Small-cap investing has been in favour for the better part of the last 15 years. Now, there are some early signs that cycle is coming to an end, giving way to a new phase of large-cap dominance.
This year has seen a swift reversal of a long-standing preference for smaller stocks. Investors are now moving back into large caps that are cheap by comparison.
“There’s a pretty big disparity in valuation between small cap and large cap,” said Brian Belski, chief investment strategist at BMO Nesbitt Burns. “I think people became too fixated on small cap.”
As good as last year was for the S&P 500 index, which advanced by 30 per cent, the biggest U.S. stocks were handily outpaced by smaller-cap benchmarks.
The Russell 2000 index, which tracks small-capitalization U.S. stocks, gained 37 per cent, while the Russell Microcap index, which further narrows down the pool of stocks by size, increased by 44 per cent.
In fact, in all but two years since 1999, smaller stocks have bested their large-cap counterparts, making small-cap outperformance one of the dominant investing trends of the era.
This year is on course to flip that relationship, with market cap currently being one of the strongest determinants of stock performance. (Canada has not seen the same trends, given the dominance of resource stocks of all sizes.)
The Russell 2000 has declined by 1.6 per cent so far this year. The Microcap index has dropped by 4.1 per cent. Compare that to the 7-per-cent gain made by the S&P 500 year to date.
This has occurred despite small-cap companies continuing to generate strong sales and earnings growth. There are a couple of reasons for large-cap favouritism, and why the trend is likely to continue through the remainder of the year.
The first is that the long-held affinity for small caps has inflated valuations.
The average trailing price-to-earnings ratio for S&P small-cap stocks is now about 1.4 times the P/E of the large-cap benchmark, which is at the high end of a range that has held for the last 40 years, said Pierre Lapointe, head of global strategy and research at Pavilion Global Capital Markets.

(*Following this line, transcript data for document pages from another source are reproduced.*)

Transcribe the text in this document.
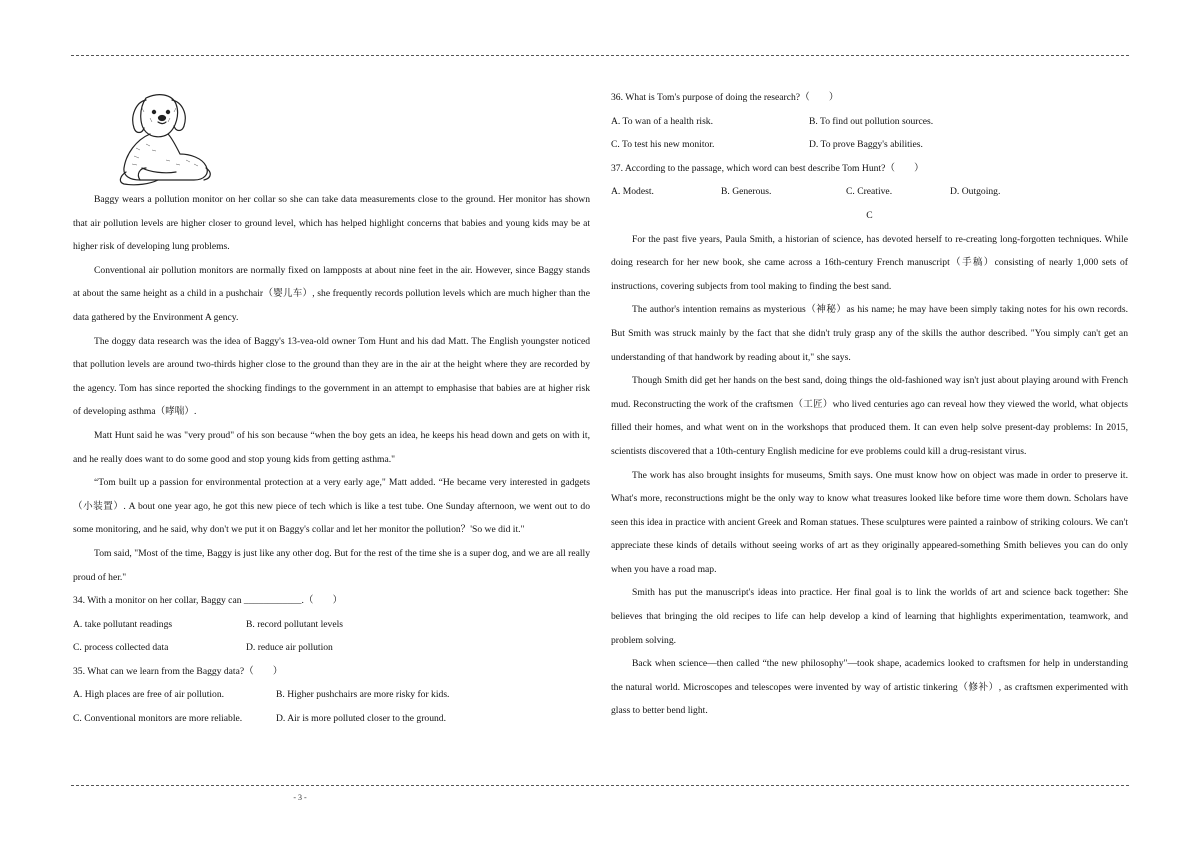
Baggy wears a pollution monitor on her collar so she can take data measurements close to the ground. Her monitor has shown that air pollution levels are higher closer to ground level, which has helped highlight concerns that babies and young kids may be at higher risk of developing lung problems.

Conventional air pollution monitors are normally fixed on lampposts at about nine feet in the air. However, since Baggy stands at about the same height as a child in a pushchair（婴儿车）, she frequently records pollution levels which are much higher than the data gathered by the Environment A gency.

The doggy data research was the idea of Baggy's 13-vea-old owner Tom Hunt and his dad Matt. The English youngster noticed that pollution levels are around two-thirds higher close to the ground than they are in the air at the height where they are recorded by the agency. Tom has since reported the shocking findings to the government in an attempt to emphasise that babies are at higher risk of developing asthma（哮喘）.

Matt Hunt said he was "very proud" of his son because “when the boy gets an idea, he keeps his head down and gets on with it, and he really does want to do some good and stop young kids from getting asthma."

“Tom built up a passion for environmental protection at a very early age," Matt added. “He became very interested in gadgets（小装置）. A bout one year ago, he got this new piece of tech which is like a test tube. One Sunday afternoon, we went out to do some monitoring, and he said, why don't we put it on Baggy's collar and let her monitor the pollution？'So we did it."

Tom said, "Most of the time, Baggy is just like any other dog. But for the rest of the time she is a super dog, and we are all really proud of her."

34. With a monitor on her collar, Baggy can ____________.（　　）

A. take pollutant readings	B. record pollutant levels
C. process collected data	D. reduce air pollution

35. What can we learn from the Baggy data?（　　）

A. High places are free of air pollution.	B. Higher pushchairs are more risky for kids.
C. Conventional monitors are more reliable.	D. Air is more polluted closer to the ground.

36. What is Tom's purpose of doing the research?（　　）

A. To wan of a health risk.	B. To find out pollution sources.
C. To test his new monitor.	D. To prove Baggy's abilities.

37. According to the passage, which word can best describe Tom Hunt?（　　）

A. Modest.	B. Generous.	C. Creative.	D. Outgoing.

C

For the past five years, Paula Smith, a historian of science, has devoted herself to re-creating long-forgotten techniques. While doing research for her new book, she came across a 16th-century French manuscript（手稿）consisting of nearly 1,000 sets of instructions, covering subjects from tool making to finding the best sand.

The author's intention remains as mysterious（神秘）as his name; he may have been simply taking notes for his own records. But Smith was struck mainly by the fact that she didn't truly grasp any of the skills the author described. "You simply can't get an understanding of that handwork by reading about it," she says.

Though Smith did get her hands on the best sand, doing things the old-fashioned way isn't just about playing around with French mud. Reconstructing the work of the craftsmen（工匠）who lived centuries ago can reveal how they viewed the world, what objects filled their homes, and what went on in the workshops that produced them. It can even help solve present-day problems: In 2015, scientists discovered that a 10th-century English medicine for eve problems could kill a drug-resistant virus.

The work has also brought insights for museums, Smith says. One must know how on object was made in order to preserve it. What's more, reconstructions might be the only way to know what treasures looked like before time wore them down. Scholars have seen this idea in practice with ancient Greek and Roman statues. These sculptures were painted a rainbow of striking colours. We can't appreciate these kinds of details without seeing works of art as they originally appeared-something Smith believes you can do only when you have a road map.

Smith has put the manuscript's ideas into practice. Her final goal is to link the worlds of art and science back together: She believes that bringing the old recipes to life can help develop a kind of learning that highlights experimentation, teamwork, and problem solving.

Back when science—then called “the new philosophy"—took shape, academics looked to craftsmen for help in understanding the natural world. Microscopes and telescopes were invented by way of artistic tinkering（修补）, as craftsmen experimented with glass to better bend light.

- 3 -
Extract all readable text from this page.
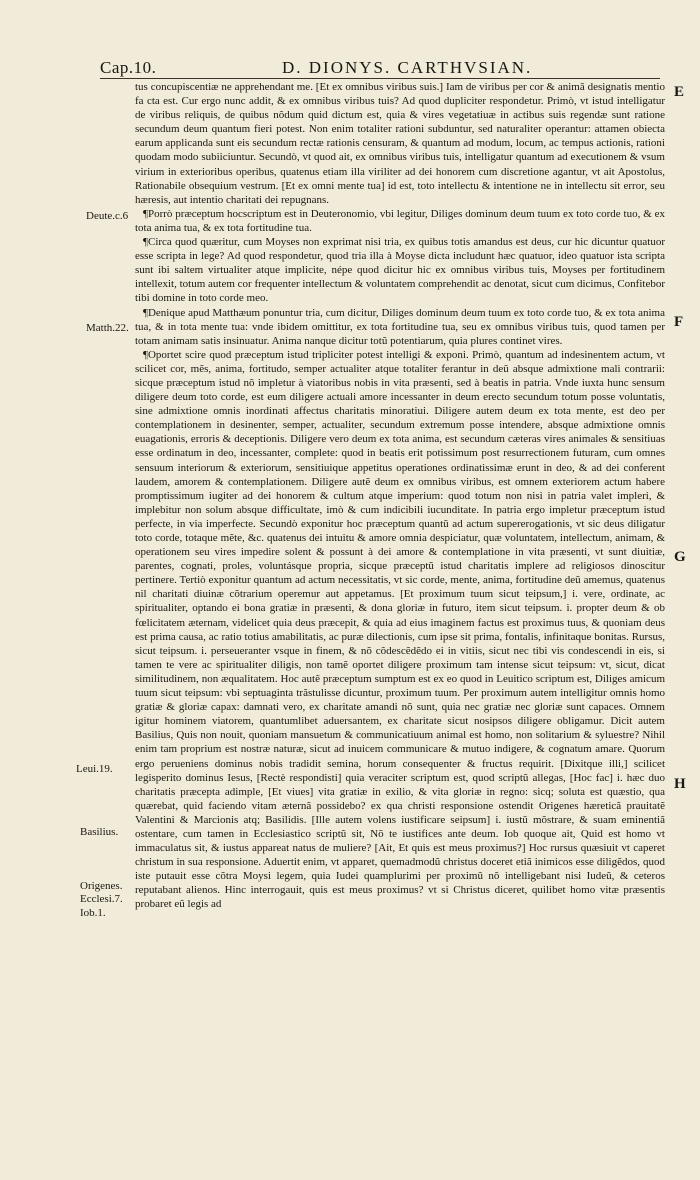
Cap.10.	D. DIONYS. CARTHVSIAN.
Deute.c.6
Matth.22.
Leui.19.
Basilius.
Origenes.
Ecclesi.7.
Iob.1.
E
F
G
H

tus concupiscentiæ ne apprehendant me. [Et ex omnibus viribus suis.] Iam de viribus per cor & animã designatis mentio fa cta est. Cur ergo nunc addit, & ex omnibus viribus tuis? Ad quod dupliciter respondetur. Primò, vt istud intelligatur de viribus reliquis, de quibus nõdum quid dictum est, quia & vires vegetatiuæ in actibus suis regendæ sunt ratione secundum deum quantum fieri potest. Non enim totaliter rationi subduntur, sed naturaliter operantur: attamen obiecta earum applicanda sunt eis secundum rectæ rationis censuram, & quantum ad modum, locum, ac tempus actionis, rationi quodam modo subiiciuntur. Secundò, vt quod ait, ex omnibus viribus tuis, intelligatur quantum ad executionem & vsum virium in exterioribus operibus, quatenus etiam illa viriliter ad dei honorem cum discretione agantur, vt ait Apostolus, Rationabile obsequium vestrum. [Et ex omni mente tua] id est, toto intellectu & intentione ne in intellectu sit error, seu hæresis, aut intentio charitati dei repugnans.

¶Porrò præceptum hocscriptum est in Deuteronomio, vbi legitur, Diliges dominum deum tuum ex toto corde tuo, & ex tota anima tua, & ex tota fortitudine tua.

¶Circa quod quæritur, cum Moyses non exprimat nisi tria, ex quibus totis amandus est deus, cur hic dicuntur quatuor esse scripta in lege? Ad quod respondetur, quod tria illa à Moyse dicta includunt hæc quatuor, ideo quatuor ista scripta sunt ibi saltem virtualiter atque implicite, népe quod dicitur hic ex omnibus viribus tuis, Moyses per fortitudinem intellexit, totum autem cor frequenter intellectum & voluntatem comprehendit ac denotat, sicut cum dicimus, Confitebor tibi domine in toto corde meo.

¶Denique apud Matthæum ponuntur tria, cum dicitur, Diliges dominum deum tuum ex toto corde tuo, & ex tota anima tua, & in tota mente tua: vnde ibidem omittitur, ex tota fortitudine tua, seu ex omnibus viribus tuis, quod tamen per totam animam satis insinuatur. Anima nanque dicitur totũ potentiarum, quia plures continet vires.

¶Oportet scire quod præceptum istud tripliciter potest intelligi & exponi. Primò, quantum ad indesinentem actum, vt scilicet cor, mẽs, anima, fortitudo, semper actualiter atque totaliter ferantur in deũ absque admixtione mali contrarii: sicque præceptum istud nõ impletur à viatoribus nobis in vita præsenti, sed à beatis in patria. Vnde iuxta hunc sensum diligere deum toto corde, est eum diligere actuali amore incessanter in deum erecto secundum totum posse voluntatis, sine admixtione omnis inordinati affectus charitatis minoratiui. Diligere autem deum ex tota mente, est deo per contemplationem in desinenter, semper, actualiter, secundum extremum posse intendere, absque admixtione omnis euagationis, erroris & deceptionis. Diligere vero deum ex tota anima, est secundum cæteras vires animales & sensitiuas esse ordinatum in deo, incessanter, complete: quod in beatis erit potissimum post resurrectionem futuram, cum omnes sensuum interiorum & exteriorum, sensitiuique appetitus operationes ordinatissimæ erunt in deo, & ad dei conferent laudem, amorem & contemplationem. Diligere autẽ deum ex omnibus viribus, est omnem exteriorem actum habere promptissimum iugiter ad dei honorem & cultum atque imperium: quod totum non nisi in patria valet impleri, & implebitur non solum absque difficultate, imò & cum indicibili iucunditate. In patria ergo impletur præceptum istud perfecte, in via imperfecte. Secundò exponitur hoc præceptum quantũ ad actum supererogationis, vt sic deus diligatur toto corde, totaque mẽte, &c. quatenus dei intuitu & amore omnia despiciatur, quæ voluntatem, intellectum, animam, & operationem seu vires impedire solent & possunt à dei amore & contemplatione in vita præsenti, vt sunt diuitiæ, parentes, cognati, proles, voluntásque propria, sicque præceptũ istud charitatis implere ad religiosos dinoscitur pertinere. Tertiò exponitur quantum ad actum necessitatis, vt sic corde, mente, anima, fortitudine deũ amemus, quatenus nil charitati diuinæ cõtrarium operemur aut appetamus. [Et proximum tuum sicut teipsum,] i. vere, ordinate, ac spiritualiter, optando ei bona gratiæ in præsenti, & dona gloriæ in futuro, item sicut teipsum. i. propter deum & ob fœlicitatem æternam, videlicet quia deus præcepit, & quia ad eius imaginem factus est proximus tuus, & quoniam deus est prima causa, ac ratio totius amabilitatis, ac puræ dilectionis, cum ipse sit prima, fontalis, infinitaque bonitas. Rursus, sicut teipsum. i. perseueranter vsque in finem, & nõ cõdescẽdẽdo ei in vitiis, sicut nec tibi vis condescendi in eis, si tamen te vere ac spiritualiter diligis, non tamẽ oportet diligere proximum tam intense sicut teipsum: vt, sicut, dicat similitudinem, non æqualitatem. Hoc autẽ præceptum sumptum est ex eo quod in Leuitico scriptum est, Diliges amicum tuum sicut teipsum: vbi septuaginta trãstulisse dicuntur, proximum tuum. Per proximum autem intelligitur omnis homo gratiæ & gloriæ capax: damnati vero, ex charitate amandi nõ sunt, quia nec gratiæ nec gloriæ sunt capaces. Omnem igitur hominem viatorem, quantumlibet aduersantem, ex charitate sicut nosipsos diligere obligamur. Dicit autem Basilius, Quis non nouit, quoniam mansuetum & communicatiuum animal est homo, non solitarium & syluestre? Nihil enim tam proprium est nostræ naturæ, sicut ad inuicem communicare & mutuo indigere, & cognatum amare. Quorum ergo perueniens dominus nobis tradidit semina, horum consequenter & fructus requirit. [Dixitque illi,] scilicet legisperito dominus Iesus, [Rectè respondisti] quia veraciter scriptum est, quod scriptũ allegas, [Hoc fac] i. hæc duo charitatis præcepta adimple, [Et viues] vita gratiæ in exilio, & vita gloriæ in regno: sicq; soluta est quæstio, qua quærebat, quid faciendo vitam æternã possidebo? ex qua christi responsione ostendit Origenes hæreticã prauitatẽ Valentini & Marcionis atq; Basilidis. [Ille autem volens iustificare seipsum] i. iustũ mõstrare, & suam eminentiã ostentare, cum tamen in Ecclesiastico scriptũ sit, Nõ te iustifices ante deum. Iob quoque ait, Quid est homo vt immaculatus sit, & iustus appareat natus de muliere? [Ait, Et quis est meus proximus?] Hoc rursus quæsiuit vt caperet christum in sua responsione. Aduertit enim, vt apparet, quemadmodũ christus doceret etiã inimicos esse diligẽdos, quod iste putauit esse cõtra Moysi legem, quia Iudei quamplurimi per proximũ nõ intelligebant nisi Iudeũ, & ceteros reputabant alienos. Hinc interrogauit, quis est meus proximus? vt si Christus diceret, quilibet homo vitæ præsentis probaret eũ legis ad
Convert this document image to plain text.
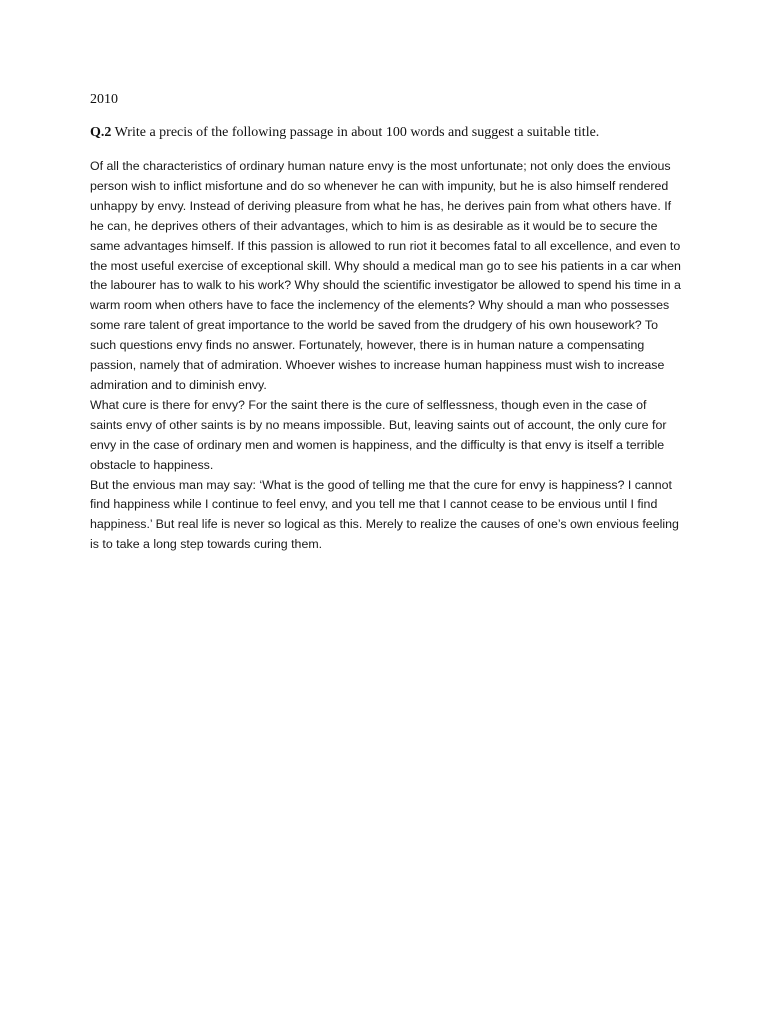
2010

Q.2 Write a precis of the following passage in about 100 words and suggest a suitable title.

Of all the characteristics of ordinary human nature envy is the most unfortunate; not only does the envious person wish to inflict misfortune and do so whenever he can with impunity, but he is also himself rendered unhappy by envy. Instead of deriving pleasure from what he has, he derives pain from what others have. If he can, he deprives others of their advantages, which to him is as desirable as it would be to secure the same advantages himself. If this passion is allowed to run riot it becomes fatal to all excellence, and even to the most useful exercise of exceptional skill. Why should a medical man go to see his patients in a car when the labourer has to walk to his work? Why should the scientific investigator be allowed to spend his time in a warm room when others have to face the inclemency of the elements? Why should a man who possesses some rare talent of great importance to the world be saved from the drudgery of his own housework? To such questions envy finds no answer. Fortunately, however, there is in human nature a compensating passion, namely that of admiration. Whoever wishes to increase human happiness must wish to increase admiration and to diminish envy.

What cure is there for envy? For the saint there is the cure of selflessness, though even in the case of saints envy of other saints is by no means impossible. But, leaving saints out of account, the only cure for envy in the case of ordinary men and women is happiness, and the difficulty is that envy is itself a terrible obstacle to happiness.

But the envious man may say: ‘What is the good of telling me that the cure for envy is happiness? I cannot find happiness while I continue to feel envy, and you tell me that I cannot cease to be envious until I find happiness.’ But real life is never so logical as this. Merely to realize the causes of one’s own envious feeling is to take a long step towards curing them.
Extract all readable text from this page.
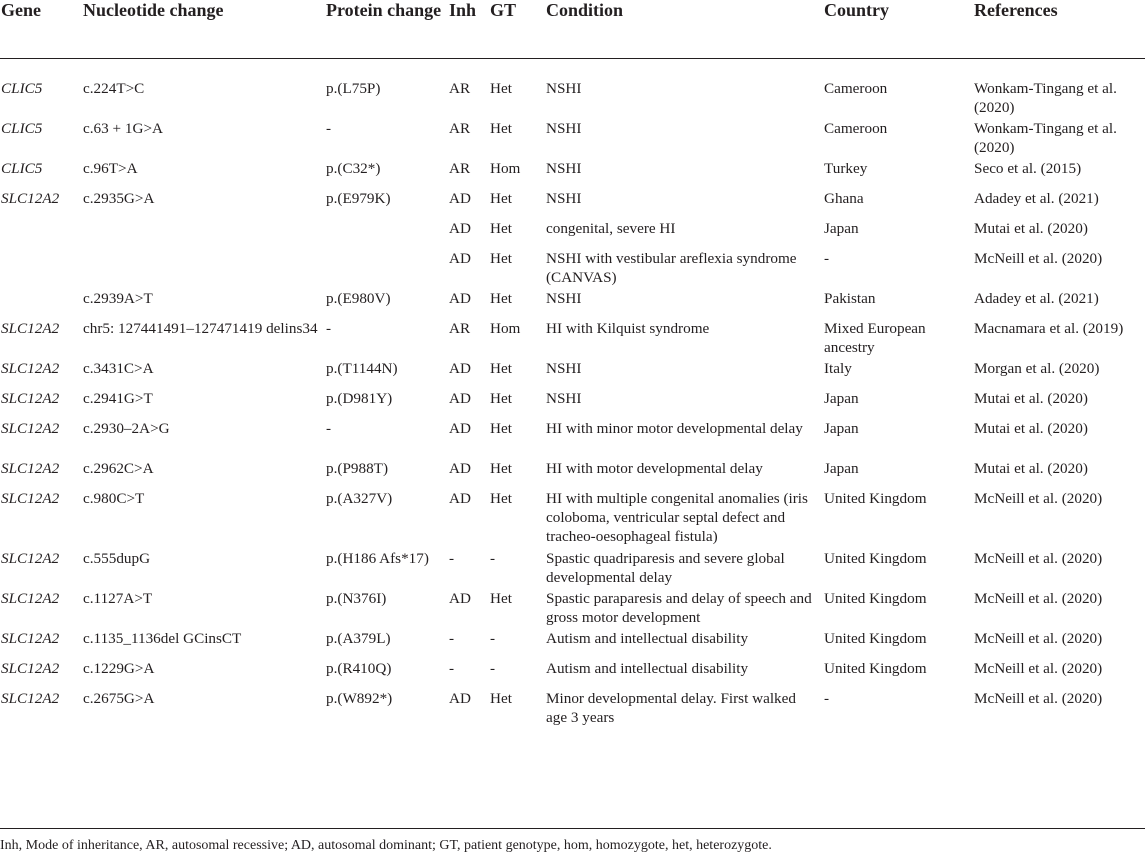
Gene	Nucleotide change	Protein change	Inh	GT	Condition	Country	References
CLIC5	c.224T>C	p.(L75P)	AR	Het	NSHI	Cameroon	Wonkam-Tingang et al. (2020)
CLIC5	c.63 + 1G>A	-	AR	Het	NSHI	Cameroon	Wonkam-Tingang et al. (2020)
CLIC5	c.96T>A	p.(C32*)	AR	Hom	NSHI	Turkey	Seco et al. (2015)
SLC12A2	c.2935G>A	p.(E979K)	AD	Het	NSHI	Ghana	Adadey et al. (2021)
			AD	Het	congenital, severe HI	Japan	Mutai et al. (2020)
			AD	Het	NSHI with vestibular areflexia syndrome (CANVAS)	-	McNeill et al. (2020)
	c.2939A>T	p.(E980V)	AD	Het	NSHI	Pakistan	Adadey et al. (2021)
SLC12A2	chr5: 127441491–127471419 delins34	-	AR	Hom	HI with Kilquist syndrome	Mixed European ancestry	Macnamara et al. (2019)
SLC12A2	c.3431C>A	p.(T1144N)	AD	Het	NSHI	Italy	Morgan et al. (2020)
SLC12A2	c.2941G>T	p.(D981Y)	AD	Het	NSHI	Japan	Mutai et al. (2020)
SLC12A2	c.2930–2A>G	-	AD	Het	HI with minor motor developmental delay	Japan	Mutai et al. (2020)
SLC12A2	c.2962C>A	p.(P988T)	AD	Het	HI with motor developmental delay	Japan	Mutai et al. (2020)
SLC12A2	c.980C>T	p.(A327V)	AD	Het	HI with multiple congenital anomalies (iris coloboma, ventricular septal defect and tracheo-oesophageal fistula)	United Kingdom	McNeill et al. (2020)
SLC12A2	c.555dupG	p.(H186 Afs*17)	-	-	Spastic quadriparesis and severe global developmental delay	United Kingdom	McNeill et al. (2020)
SLC12A2	c.1127A>T	p.(N376I)	AD	Het	Spastic paraparesis and delay of speech and gross motor development	United Kingdom	McNeill et al. (2020)
SLC12A2	c.1135_1136del GCinsCT	p.(A379L)	-	-	Autism and intellectual disability	United Kingdom	McNeill et al. (2020)
SLC12A2	c.1229G>A	p.(R410Q)	-	-	Autism and intellectual disability	United Kingdom	McNeill et al. (2020)
SLC12A2	c.2675G>A	p.(W892*)	AD	Het	Minor developmental delay. First walked age 3 years	-	McNeill et al. (2020)
Inh, Mode of inheritance, AR, autosomal recessive; AD, autosomal dominant; GT, patient genotype, hom, homozygote, het, heterozygote.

The second reason is timing.
From 2000 to 2008, small caps benefited from a period of credit expansion, Mr. Belski said. Credit is less of a concern for large caps, so when credit is growing, smaller companies can benefit disproportionately.
Then, postrecession, smaller U.S. stocks resumed posting outsized gains.
“It is normal for small caps to outperform the rest of the market just after a recession,” Mr. Lapointe said in a recent research note. “Smaller stocks are considered riskier and often experience bigger pullbacks during the economic downturn. Once the recession is over, stocks that have been hammered the most usually rebound the most.”
Now, five years into the recovery, with the U.S. Federal Reserve shifting toward a normalization of monetary policy, investors are embracing the stability and yield of bigger names.
“You want to be in diversified brand-name companies, widow-and-orphan-type stocks,” Mr. Belski said.
Of immediate concern to investors is whether the broader stock market can hold up if small caps continue to decline. Market pullbacks tend to be preceded by small-cap weakness.
But many other stock market and economic indicators are still headed in the right direction, Mr. Belski said. Cyclicals and transport stocks are still performing well, for example.
Plus, markets can sustain extended periods of small-cap underperformance without necessarily succumbing to a correction.
“We believe there’s at least another two years of strong economic growth, which should bring strong stock market growth,” Mr. Lapointe said. “But we wouldn’t be surprised if this long secular small-cap outperformance is coming to an end.”